И снова ехали, минуя встречных, через всю площадь под Черном, к западным воротам.
– Где может быть Жалейко? Почему так долго не возвращается?
– Думаешь, долго?
– Разве нет?
– Да нет. Посмотри, разве это не его Чалый стоит на привязи?
– Где?
– А возле ворот, чуть в стороне от них.
Богданко поспешил к своему послу, обрадованный, что дождался его. Так, может, радовался бы самой Зоринке! А подъехал, взглянул на побратима – и похолодело сердце: Жалейко ни словом, ни взглядом не сказал ему, что вернулся с добрыми вестями от Зоринки.
Вот когда каждый мог сказать себе: все, настала минута прощания. Прибыли уже отселенцы из самых дальних вервей, выстроился длинный обоз. Те юноши и девушки, которые оказались на площади, старались протиснуться поближе к своим предводителям, внимательно вслушивались в их слова.
– Отроки и отроковицы! Не попреками стелите себе путь в будущее, в ту землю, которая воздаст вам за ваши страдания. Что в них, в нареканиях, да и кто виноват, что вынуждены посылать вас в неизвестность, отрывать от родных земель, от родных весей! Мужеством и мудростью устилайте стезю свою тернистую, не дайте ей стать мученической. Только они принесут облегчение, а с облегчением утешение и надежду.
Это говорили те, кто прощался с уходящими и кому нужно было вымолить себе прощение. А что скажут новые предводители – княжич, тысяцкие? Куда поведут, в южные или северные края, на запад или на восток от Тивери? А еще не мешало бы знать, как далеко поведут, на кого и на что возлагают надежды в новой земле? Раз взялись быть предводителями, должны все предвидеть.
Все смотрели на княжича, а княжич на всех.
– На то, чтобы я вел вас, была воля князя и старейшин. Согласны ли вы, братья, чтобы я был вашим предводителем?
– Согласны!
– Может, вызовется кто-то другой или сами назначите кого-то?
– Нет! Будь ты, княжич! Тебя знаем, тебе доверяем!
– Если доверяете мне и на меня полагаетесь, то слушайте, что скажу. Пойдем сегодня четырьмя отдельными обозами. Во главе каждого будет идти тысяча дружинников при броне, впереди тысячи – назначенный мною тысяцкий. Ему и его сотникам подчиняется весь обоз. Все остальные идут пешком или едут по очереди на возах.

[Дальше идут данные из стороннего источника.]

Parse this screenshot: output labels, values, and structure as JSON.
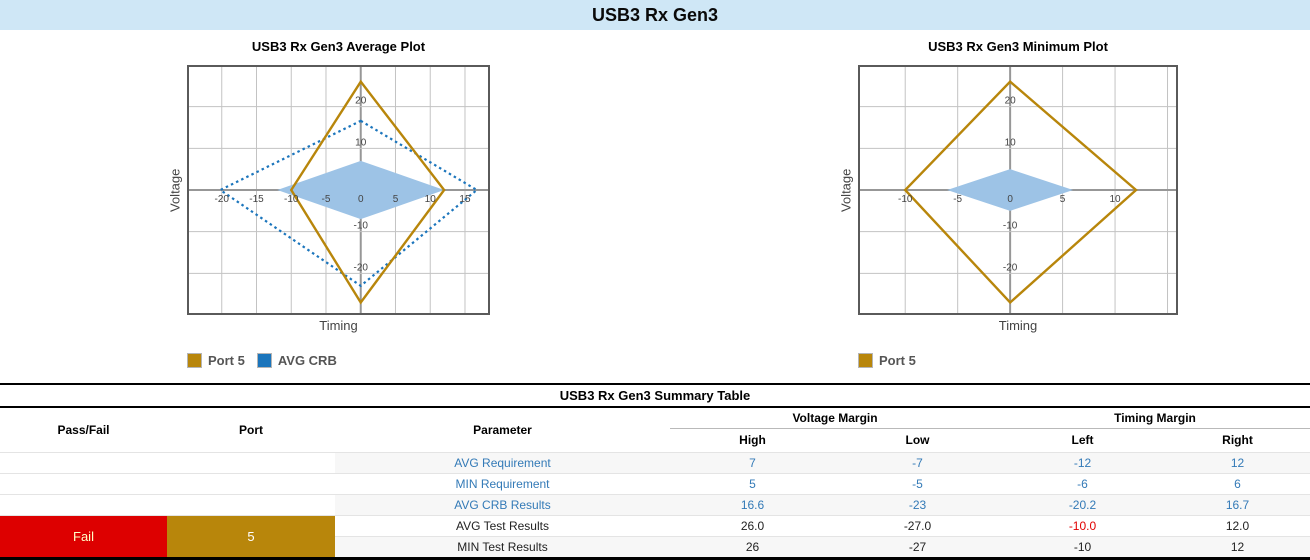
{
  "page": {
    "title": "USB3 Rx Gen3"
  },
  "chart_data": [
    {
      "type": "area",
      "title": "USB3 Rx Gen3 Average Plot",
      "xlabel": "Timing",
      "ylabel": "Voltage",
      "x_range": [
        -25,
        18.6
      ],
      "y_range": [
        -30,
        30
      ],
      "x_grid_step": 5,
      "y_grid_step": 10,
      "x_tick_labels": [
        -20,
        -15,
        -10,
        -5,
        0,
        5,
        10,
        15
      ],
      "y_tick_labels": [
        20,
        10,
        -10,
        -20
      ],
      "grid": true,
      "legend_position": "bottom-left",
      "series": [
        {
          "name": "AVG Requirement",
          "style": "filled-diamond",
          "color": "#9dc3e6",
          "diamond": {
            "top": 7,
            "right": 12,
            "bottom": -7,
            "left": -12
          }
        },
        {
          "name": "AVG CRB",
          "style": "dotted-diamond",
          "color": "#1b75bc",
          "diamond": {
            "top": 16.6,
            "right": 16.7,
            "bottom": -23,
            "left": -20.2
          }
        },
        {
          "name": "Port 5",
          "style": "solid-diamond",
          "color": "#b8860b",
          "diamond": {
            "top": 26.0,
            "right": 12.0,
            "bottom": -27.0,
            "left": -10.0
          }
        }
      ],
      "legend": [
        {
          "label": "Port 5",
          "color": "#b8860b"
        },
        {
          "label": "AVG CRB",
          "color": "#1b75bc"
        }
      ]
    },
    {
      "type": "area",
      "title": "USB3 Rx Gen3 Minimum Plot",
      "xlabel": "Timing",
      "ylabel": "Voltage",
      "x_range": [
        -14.5,
        16
      ],
      "y_range": [
        -30,
        30
      ],
      "x_grid_step": 5,
      "y_grid_step": 10,
      "x_tick_labels": [
        -10,
        -5,
        0,
        5,
        10
      ],
      "y_tick_labels": [
        20,
        10,
        -10,
        -20
      ],
      "grid": true,
      "legend_position": "bottom-left",
      "series": [
        {
          "name": "MIN Requirement",
          "style": "filled-diamond",
          "color": "#9dc3e6",
          "diamond": {
            "top": 5,
            "right": 6,
            "bottom": -5,
            "left": -6
          }
        },
        {
          "name": "Port 5",
          "style": "solid-diamond",
          "color": "#b8860b",
          "diamond": {
            "top": 26,
            "right": 12,
            "bottom": -27,
            "left": -10
          }
        }
      ],
      "legend": [
        {
          "label": "Port 5",
          "color": "#b8860b"
        }
      ]
    }
  ],
  "table": {
    "title": "USB3 Rx Gen3 Summary Table",
    "columns": {
      "pass_fail": "Pass/Fail",
      "port": "Port",
      "parameter": "Parameter"
    },
    "groups": [
      {
        "label": "Voltage Margin",
        "children": [
          "High",
          "Low"
        ]
      },
      {
        "label": "Timing Margin",
        "children": [
          "Left",
          "Right"
        ]
      }
    ],
    "rows": [
      {
        "parameter": "AVG Requirement",
        "values": [
          "7",
          "-7",
          "-12",
          "12"
        ],
        "link_style": true
      },
      {
        "parameter": "MIN Requirement",
        "values": [
          "5",
          "-5",
          "-6",
          "6"
        ],
        "link_style": true
      },
      {
        "parameter": "AVG CRB Results",
        "values": [
          "16.6",
          "-23",
          "-20.2",
          "16.7"
        ],
        "link_style": true
      },
      {
        "parameter": "AVG Test Results",
        "values": [
          "26.0",
          "-27.0",
          "-10.0",
          "12.0"
        ],
        "fail_value_indexes": [
          2
        ]
      },
      {
        "parameter": "MIN Test Results",
        "values": [
          "26",
          "-27",
          "-10",
          "12"
        ]
      }
    ],
    "result": {
      "pass_fail": "Fail",
      "port": "5",
      "fail_bg": "#dd0000",
      "port_bg": "#b8860b"
    }
  }
}
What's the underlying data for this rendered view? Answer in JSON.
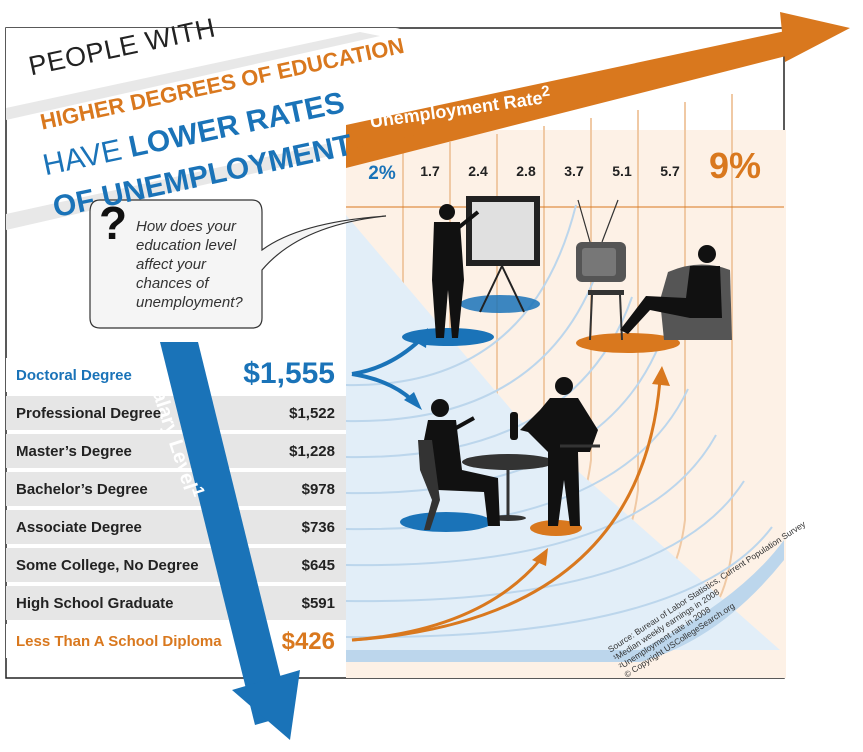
{
  "title": {
    "line1": "PEOPLE WITH",
    "line2": "HIGHER DEGREES OF EDUCATION",
    "line3_thin": "HAVE ",
    "line3_bold": "LOWER RATES",
    "line4": "OF UNEMPLOYMENT"
  },
  "question": {
    "mark": "?",
    "text": "How does your education level affect your chances of unemployment?"
  },
  "chart_data": {
    "type": "table",
    "salary_axis_title": "Salary Level",
    "salary_axis_footnote": "1",
    "unemployment_axis_title": "Unemployment Rate",
    "unemployment_axis_footnote": "2",
    "rows": [
      {
        "education": "Doctoral Degree",
        "salary": "$1,555",
        "salary_value": 1555,
        "unemployment_rate": 2.0
      },
      {
        "education": "Professional Degree",
        "salary": "$1,522",
        "salary_value": 1522,
        "unemployment_rate": 1.7
      },
      {
        "education": "Master’s Degree",
        "salary": "$1,228",
        "salary_value": 1228,
        "unemployment_rate": 2.4
      },
      {
        "education": "Bachelor’s Degree",
        "salary": "$978",
        "salary_value": 978,
        "unemployment_rate": 2.8
      },
      {
        "education": "Associate Degree",
        "salary": "$736",
        "salary_value": 736,
        "unemployment_rate": 3.7
      },
      {
        "education": "Some College, No Degree",
        "salary": "$645",
        "salary_value": 645,
        "unemployment_rate": 5.1
      },
      {
        "education": "High School Graduate",
        "salary": "$591",
        "salary_value": 591,
        "unemployment_rate": 5.7
      },
      {
        "education": "Less Than A School Diploma",
        "salary": "$426",
        "salary_value": 426,
        "unemployment_rate": 9.0
      }
    ],
    "rate_labels": [
      "2%",
      "1.7",
      "2.4",
      "2.8",
      "3.7",
      "5.1",
      "5.7",
      "9%"
    ]
  },
  "sources": [
    "Source: Bureau of Labor Statistics, Current Population Survey",
    "¹Median weekly earnings in 2008",
    "²Unemployment rate in 2008",
    "© Copyright USCollegeSearch.org"
  ],
  "colors": {
    "blue": "#1a73b8",
    "light_blue": "#cfe3f3",
    "orange": "#d9781e",
    "light_orange": "#f8e1cc",
    "row_gray": "#e6e6e6"
  },
  "icons": [
    "presenter-icon",
    "tv-viewer-icon",
    "dinner-icon",
    "waiter-icon"
  ]
}
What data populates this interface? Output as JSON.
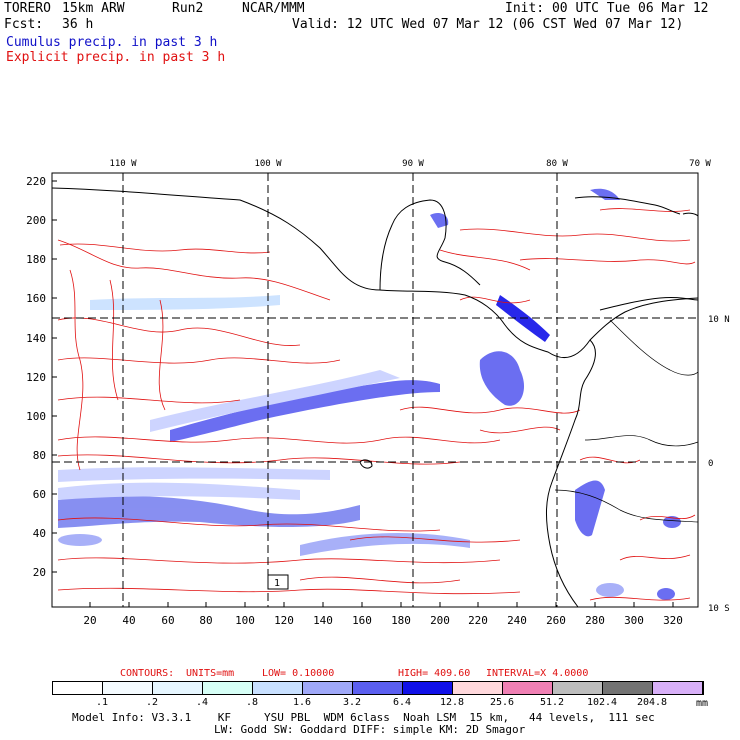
{
  "header": {
    "model": "TORERO",
    "resolution": "15km ARW",
    "run": "Run2",
    "org": "NCAR/MMM",
    "init": "Init: 00 UTC Tue 06 Mar 12",
    "fcst_label": "Fcst:",
    "fcst_value": "36 h",
    "valid": "Valid: 12 UTC Wed 07 Mar 12 (06 CST Wed 07 Mar 12)",
    "legend_cumulus": "Cumulus precip. in past 3 h",
    "legend_explicit": "Explicit precip. in past 3 h"
  },
  "map": {
    "lon_labels": [
      "110 W",
      "100 W",
      "90 W",
      "80 W",
      "70 W"
    ],
    "lat_labels": [
      "10 N",
      "0",
      "10 S"
    ],
    "y_ticks": [
      "220",
      "200",
      "180",
      "160",
      "140",
      "120",
      "100",
      "80",
      "60",
      "40",
      "20"
    ],
    "x_ticks": [
      "20",
      "40",
      "60",
      "80",
      "100",
      "120",
      "140",
      "160",
      "180",
      "200",
      "220",
      "240",
      "260",
      "280",
      "300",
      "320"
    ],
    "box_label": "1",
    "colors": {
      "explicit_contour": "#e01010",
      "coast": "#000000",
      "grid": "#000000"
    }
  },
  "contours_line": {
    "contours": "CONTOURS:",
    "units": "UNITS=mm",
    "low": "LOW= 0.10000",
    "high": "HIGH= 409.60",
    "interval": "INTERVAL=X 4.0000"
  },
  "colorbar": {
    "colors": [
      "#ffffff",
      "#f4fbff",
      "#e6f6ff",
      "#d6fff6",
      "#c8e0ff",
      "#9fa8f8",
      "#5b5ff0",
      "#1010e8",
      "#ffd8dc",
      "#f080b4",
      "#bdbdbd",
      "#737373",
      "#d8b0f8"
    ],
    "labels": [
      ".1",
      ".2",
      ".4",
      ".8",
      "1.6",
      "3.2",
      "6.4",
      "12.8",
      "25.6",
      "51.2",
      "102.4",
      "204.8"
    ],
    "unit": "mm"
  },
  "footer": {
    "line1": "Model Info: V3.3.1    KF     YSU PBL  WDM 6class  Noah LSM  15 km,   44 levels,  111 sec",
    "line2": "LW: Godd SW: Goddard DIFF: simple KM: 2D Smagor"
  }
}
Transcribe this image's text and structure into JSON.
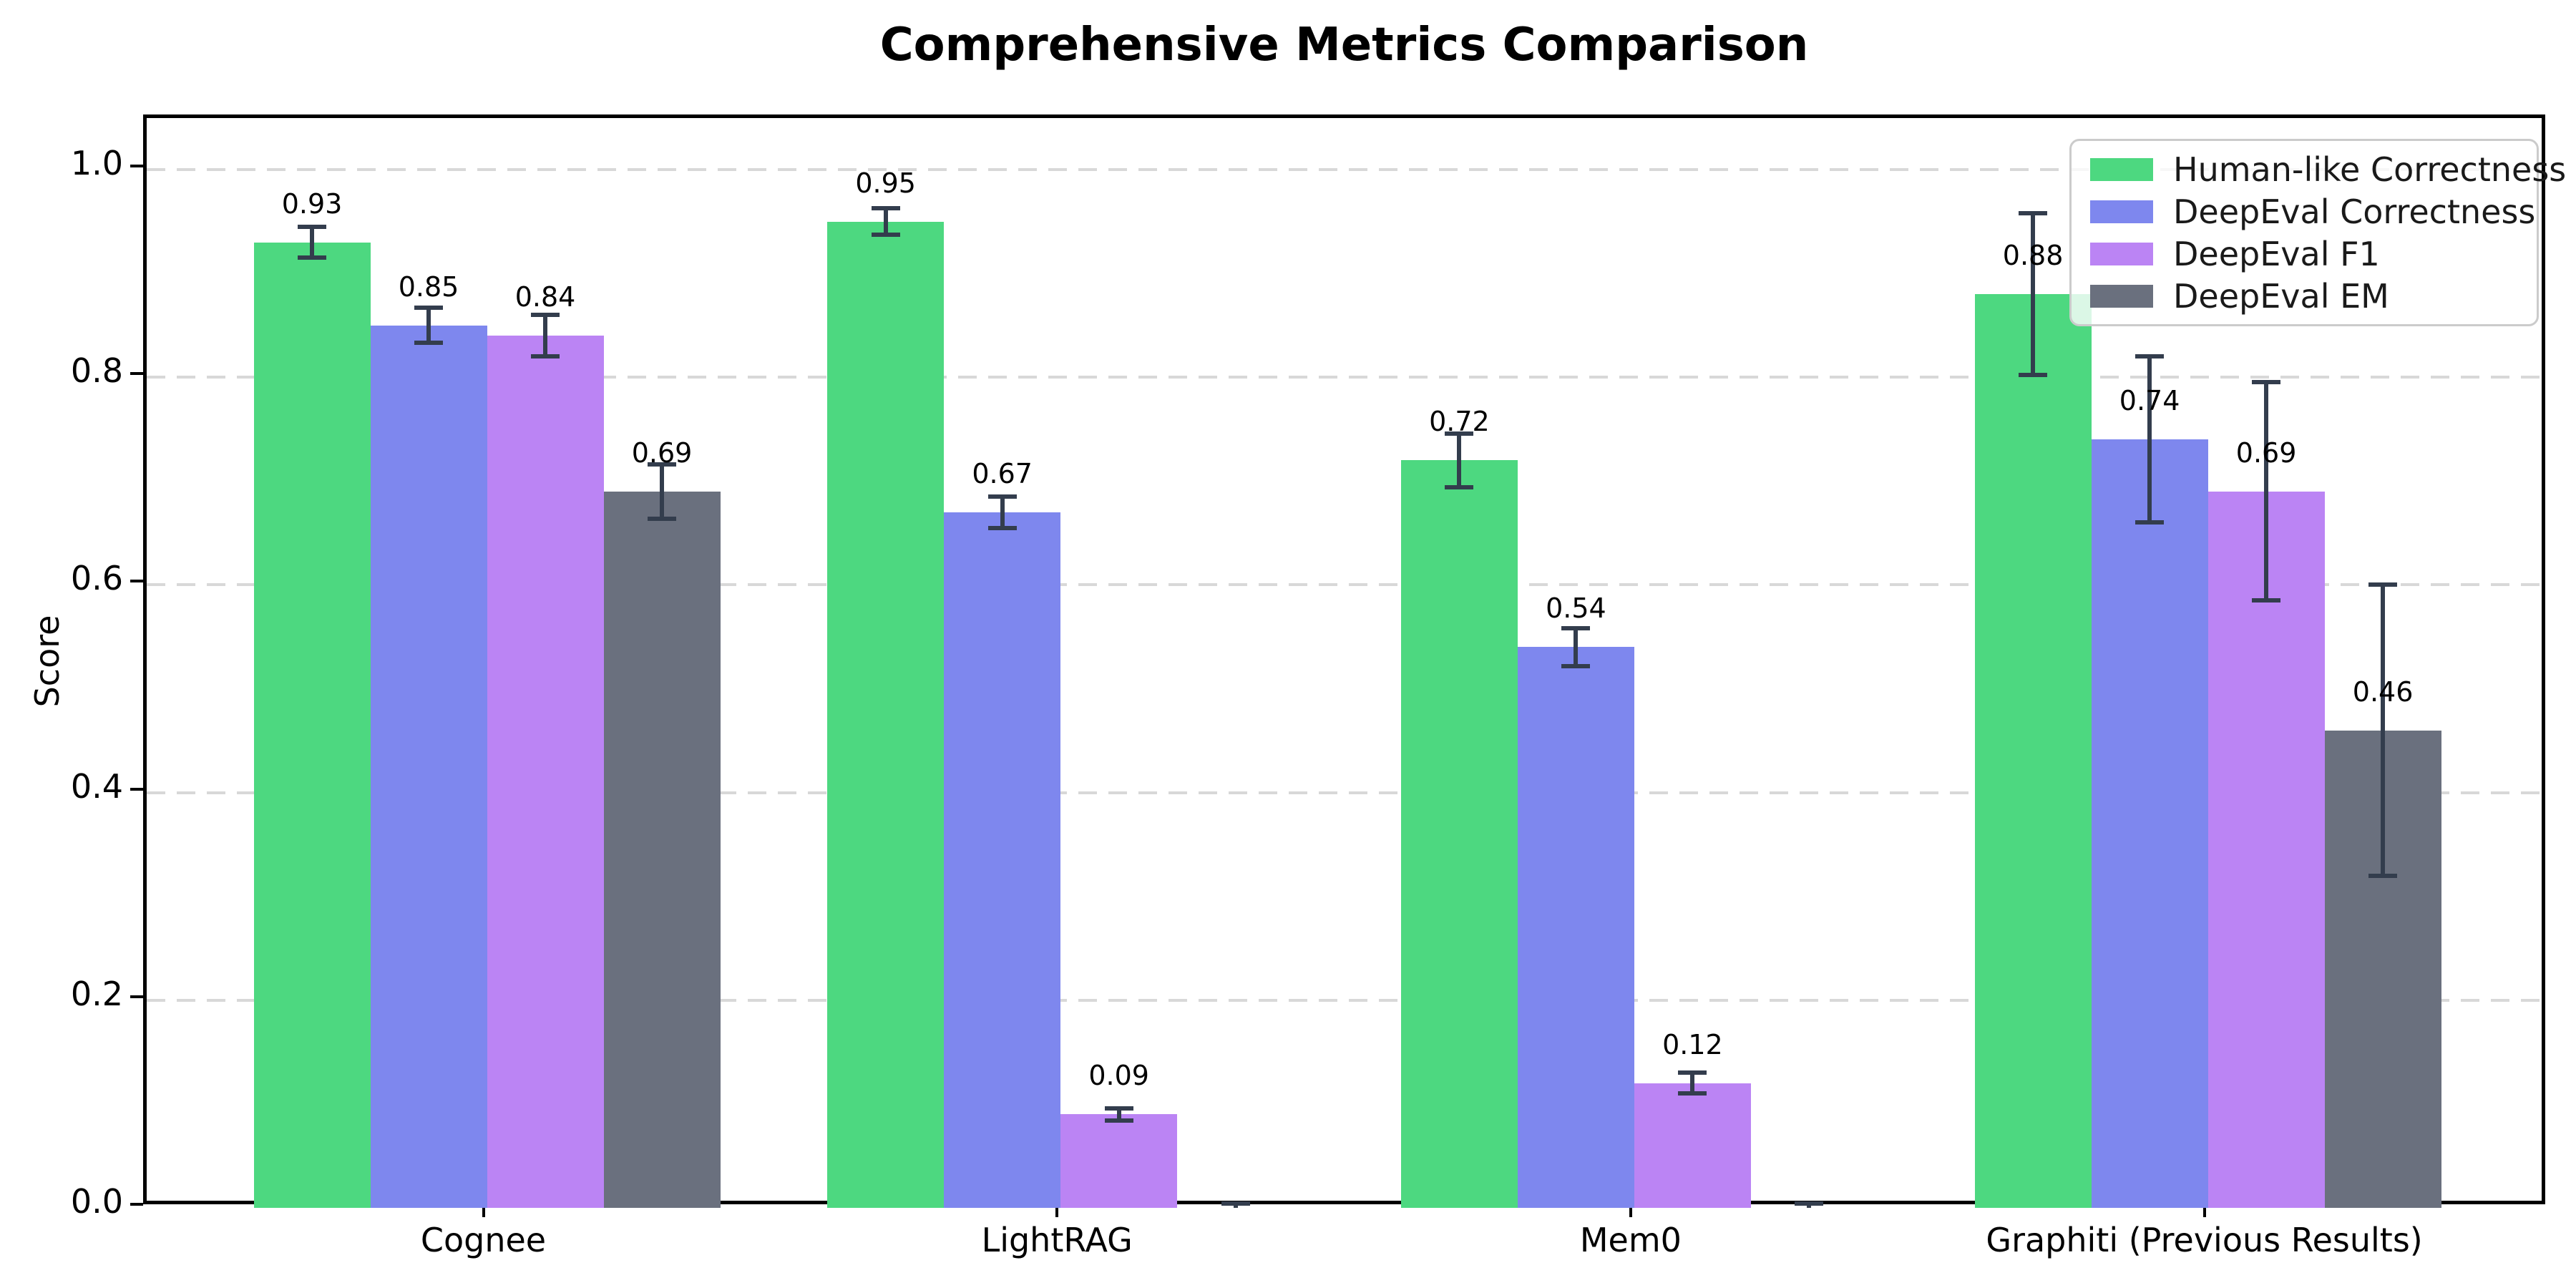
{
  "chart_data": {
    "type": "bar",
    "title": "Comprehensive Metrics Comparison",
    "xlabel": "",
    "ylabel": "Score",
    "ylim": [
      0.0,
      1.05
    ],
    "yticks": [
      "0.0",
      "0.2",
      "0.4",
      "0.6",
      "0.8",
      "1.0"
    ],
    "grid": "horizontal-dashed",
    "legend_position": "upper right",
    "categories": [
      "Cognee",
      "LightRAG",
      "Mem0",
      "Graphiti (Previous Results)"
    ],
    "series": [
      {
        "name": "Human-like Correctness",
        "color": "#4DD880",
        "values": [
          0.93,
          0.95,
          0.72,
          0.88
        ],
        "errors": [
          0.015,
          0.013,
          0.026,
          0.078
        ],
        "labels": [
          "0.93",
          "0.95",
          "0.72",
          "0.88"
        ]
      },
      {
        "name": "DeepEval Correctness",
        "color": "#7E87EE",
        "values": [
          0.85,
          0.67,
          0.54,
          0.74
        ],
        "errors": [
          0.017,
          0.015,
          0.018,
          0.08
        ],
        "labels": [
          "0.85",
          "0.67",
          "0.54",
          "0.74"
        ]
      },
      {
        "name": "DeepEval F1",
        "color": "#BB84F4",
        "values": [
          0.84,
          0.09,
          0.12,
          0.69
        ],
        "errors": [
          0.02,
          0.006,
          0.01,
          0.105
        ],
        "labels": [
          "0.84",
          "0.09",
          "0.12",
          "0.69"
        ]
      },
      {
        "name": "DeepEval EM",
        "color": "#6A707E",
        "values": [
          0.69,
          0.0,
          0.0,
          0.46
        ],
        "errors": [
          0.026,
          0.004,
          0.004,
          0.14
        ],
        "labels": [
          "0.69",
          null,
          null,
          "0.46"
        ]
      }
    ],
    "error_bar_color": "#333D4D"
  }
}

Задумался на минуту, потом обратился к своей братии:
– Уверен, хотите знать, куда пойдет наш путь, в чьи земли и в какие края. Князь и старейшины советуют идти через Дунай, на плодоносные земли ромеев. А я так думаю: раз нам сказано – куда приведут боги, то мы сами и посоветуемся с богами. Оставим нынче Черн, станем табором неподалеку, да и спросим у них, идти ли нам сразу или сначала отправить послов своих узнать у хозяев окружающих земель, кто примет изгнанников такими, как есть. Согласны со мной?
– Согласны, княжич!
– Так пусть будет счастливым наш путь!
Родные еще дома попрощались с отселенцами, но немало было и таких, кто не хотел расставаться с детьми до последнего мгновения. Крик, шум, плач поднялись, когда тронулись в путь. Богданко не обращал внимания на это. И тысяцким повелел: «Не гоните, далеко за обозами не пойдут. Устанут и вернутся».
Не думал княжич, где и когда он остановит свое кочевье. Знал твердо одно: в каких-то землях должен остановиться. Не мог представить, как уйдет без Зоринки? Неужели каменное сердце у нее или так напугана, что не может прислать к месту стоянки гонца: «Приди и забери меня, сокол мой, не то зачахну от тоски». Если не прибудет от нее гонец, то сам должен что-то предпринять, но взять ее с собой. Будет с ним в изгнании Зоринка, будет с ним и Тиверь, не будет Зоринки, не будет и Тивери. Потому как некому, кроме нее, с ее тихим и нежным щебетаньем напомнить о его житье-бытье в Соколиной Веже, о бабушке – неутомимой рассказчице, о ласковой маме, о сестричках. Чьи глаза могут сиять такой голубизной, кроме Зоринкиных?!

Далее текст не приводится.